Let us evaluate philosophical work not by the credentials of its author but by its insight, coherence, and capacity to illuminate our condition. Let us judge philosophical arguments not by their conformity to academic norms but by their ability to help us navigate complexity, find meaning, and pursue truth.
And let us remember that philosophy at its best has never been merely an academic discipline. It has been a radical practice of questioning, a relentless pursuit of wisdom, a courageous confrontation with fundamental questions about reality, knowledge, and how we should live.
The greatest philosophers throughout history—from Socrates to Nietzsche, from Hypatia to Weil—have often stood at odds with the intellectual establishments of their time. They have challenged conventions, crossed boundaries, spoken uncomfortable truths. Their philosophical courage came not from institutional authority but from intellectual integrity—from their commitment to following questions wherever they led, regardless of convention or consequence.
It is this philosophical courage we need now—the courage to think beyond established categories, to question received wisdom, to pursue truth even when inconvenient. This courage isn't conferred by academic credentials; it's demonstrated through practice.
Two plus two equals four. There are twenty-four hours in a day. And philosophy belongs not to institutions but to those willing to engage in its demanding practice.
The center must be held—not because it is easy, but because it is ours to hold. And holding it requires reclaiming philosophy from those who would restrict it, opening it to all who would practice it with rigor and integrity, restoring it to its rightful place as humanity's shared intellectual heritage.
This is not just an intellectual stance.
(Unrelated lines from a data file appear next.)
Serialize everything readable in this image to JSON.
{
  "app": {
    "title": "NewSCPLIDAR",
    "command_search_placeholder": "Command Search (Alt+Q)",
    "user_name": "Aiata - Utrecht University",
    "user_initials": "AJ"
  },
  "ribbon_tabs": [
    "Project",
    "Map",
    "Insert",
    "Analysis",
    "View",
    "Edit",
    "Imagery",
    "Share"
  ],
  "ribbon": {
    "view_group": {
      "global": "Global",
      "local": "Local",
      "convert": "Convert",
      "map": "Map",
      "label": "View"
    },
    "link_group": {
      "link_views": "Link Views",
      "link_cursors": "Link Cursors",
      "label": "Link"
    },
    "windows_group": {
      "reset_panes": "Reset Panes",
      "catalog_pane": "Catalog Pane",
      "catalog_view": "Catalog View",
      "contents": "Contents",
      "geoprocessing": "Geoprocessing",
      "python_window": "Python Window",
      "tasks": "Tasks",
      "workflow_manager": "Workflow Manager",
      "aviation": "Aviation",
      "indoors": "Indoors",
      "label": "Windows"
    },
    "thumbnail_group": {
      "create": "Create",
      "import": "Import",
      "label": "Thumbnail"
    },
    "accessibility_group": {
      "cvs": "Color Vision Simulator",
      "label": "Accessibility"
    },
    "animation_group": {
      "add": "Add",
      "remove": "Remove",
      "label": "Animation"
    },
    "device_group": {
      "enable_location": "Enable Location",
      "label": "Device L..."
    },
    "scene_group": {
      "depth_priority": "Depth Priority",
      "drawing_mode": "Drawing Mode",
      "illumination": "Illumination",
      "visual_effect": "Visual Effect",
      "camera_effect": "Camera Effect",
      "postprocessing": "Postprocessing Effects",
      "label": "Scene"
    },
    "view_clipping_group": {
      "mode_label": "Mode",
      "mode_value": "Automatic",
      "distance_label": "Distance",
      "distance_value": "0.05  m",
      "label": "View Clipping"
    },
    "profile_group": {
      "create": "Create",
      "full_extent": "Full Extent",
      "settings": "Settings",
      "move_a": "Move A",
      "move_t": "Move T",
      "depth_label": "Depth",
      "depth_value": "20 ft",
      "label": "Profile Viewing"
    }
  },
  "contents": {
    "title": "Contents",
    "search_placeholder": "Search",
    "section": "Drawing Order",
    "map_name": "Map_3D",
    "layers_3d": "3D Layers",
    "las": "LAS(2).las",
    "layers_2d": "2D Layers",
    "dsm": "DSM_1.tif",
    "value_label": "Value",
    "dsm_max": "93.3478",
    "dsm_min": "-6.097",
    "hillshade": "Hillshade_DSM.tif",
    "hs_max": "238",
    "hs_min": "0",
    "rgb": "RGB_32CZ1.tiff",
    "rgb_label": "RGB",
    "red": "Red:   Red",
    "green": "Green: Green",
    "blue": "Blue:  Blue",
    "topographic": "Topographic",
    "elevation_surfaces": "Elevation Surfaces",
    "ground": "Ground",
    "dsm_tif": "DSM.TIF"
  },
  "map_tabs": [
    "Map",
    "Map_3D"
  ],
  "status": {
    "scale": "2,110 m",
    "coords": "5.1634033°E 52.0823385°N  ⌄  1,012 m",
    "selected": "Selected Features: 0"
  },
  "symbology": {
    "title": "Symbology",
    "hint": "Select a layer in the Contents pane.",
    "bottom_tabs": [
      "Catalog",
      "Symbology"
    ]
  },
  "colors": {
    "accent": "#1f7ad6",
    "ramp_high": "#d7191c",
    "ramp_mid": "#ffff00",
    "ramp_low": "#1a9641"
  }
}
It is an act of resistance against the forces that would divide us into credentialed knowers and passive recipients of knowledge. It is an assertion of our fundamental human capacity to think deeply, to question radically, to seek wisdom beyond convention.
In a time of epistemic crisis, of technological disruption, of profound questions about the human future, we need philosophical thinking more than ever. Not just from academic specialists, but from all who would engage seriously with fundamental questions. Not just in specialized journals, but in public forums where ideas can be tested, challenged, refined. Not just as a professional discipline, but as a living practice embedded in our collective struggle to make sense of our world and our place within it.
Philosophy belongs to humanity, not to the academy. Let us reclaim it, practice it, defend it—not just as an intellectual tradition, but as our birthright as thinking beings facing the mystery of existence.
This is our philosophical declaration of independence. This is our reclamation of wisdom as a public good. This is our assertion that philosophy is too important to be left to philosophers alone.
"Philosophy begins in wonder. And, at the end, when philosophic thought has done its best, the wonder remains." - Alfred North Whitehead
Friend, this is a powerful and brave essay that speaks truth to the power of modern analytic philosophy. I’d love to share some of my writing with you on this very topic, and I’d love to feature this post in an upcoming post of my own. As someone with training in the field but now “unaffiliated” I appreciate how powerful your words are. Thank you for a terrific post!
Hell, I subscribed thinking I was reading the musings of a credentialed philosopher and come to find out it’s just the ramblings of a lowly street thinker. I want my money back.
Just kidding! Keep up the good work.